Mr. Giuliani said his antipathy toward Mr. Arafat – like his antipathy toward the Cuban leader Fidel Castro – went back to his days as a Federal prosecutor.  As United States Attorney, he investigated several terrorist incidents to which the P.L.O. was linked, including the hijacking in 1985 of the Achille Lauro cruise ship.  As far as he was concerned, the Mayor said, the statute of limitations on those incidents has not run out. . . .

The Mayor said yesterday that when he was told that Mr. Arafat had entered the concert hall, he told his chief of staff, Randy Mastro, to ask him to leave.

“Randy told him that he wasn’t invited, he wasn’t welcome, and we would prefer that he leave,” Mr. Giuliani said.  “He stayed for a while, then he left.”

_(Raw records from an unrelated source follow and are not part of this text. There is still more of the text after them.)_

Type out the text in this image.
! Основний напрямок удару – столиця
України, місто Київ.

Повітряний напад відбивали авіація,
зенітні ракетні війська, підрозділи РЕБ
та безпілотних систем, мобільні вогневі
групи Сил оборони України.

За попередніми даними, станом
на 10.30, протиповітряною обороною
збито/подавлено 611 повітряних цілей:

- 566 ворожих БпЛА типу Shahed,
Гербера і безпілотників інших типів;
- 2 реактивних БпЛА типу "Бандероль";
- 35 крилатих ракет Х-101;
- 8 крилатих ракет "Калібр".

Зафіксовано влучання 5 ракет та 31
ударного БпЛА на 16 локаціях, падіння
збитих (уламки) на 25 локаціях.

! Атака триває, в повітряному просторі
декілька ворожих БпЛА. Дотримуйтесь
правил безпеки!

5.  Postscript:  NYT Editorial, March 12, 1996:

[The Mayor] told Israelis on Sunday to be more cautious in their dealings with Yasir Arafat, the Palestinian leader.

“Don’t’ go romanticizing,” the Mayor warned during his visit to Jerusalem.  “Remember if you are asking something of him you need more proof that it is going to be carried out than if you asked that of someone else.”

By tacitly criticizing the policies of Prime Minister Shimon Peres, Mr. Giuliani came close to meddling in the Israeli election campaign.  Even as the May was speaking, Mr. Peres was claiming some initial success in his campaign to get Mr. Arafat to crack down hard on the Islamic terrorist groups. . . .

The Mayor’s clumsiness does not come entirely as a surprise.  Last fall he rudely evicted Mr. Arafat from a Lincoln Center concert during the United Nations 50th anniversary commemoration . . .

Imagine what the New York Times would have said if Giuliani had been rude enough to call a nuclear superpower an “evil empire.”

LGF may have coined a new foreign policy category. There are realists, and then there are refreshing realists.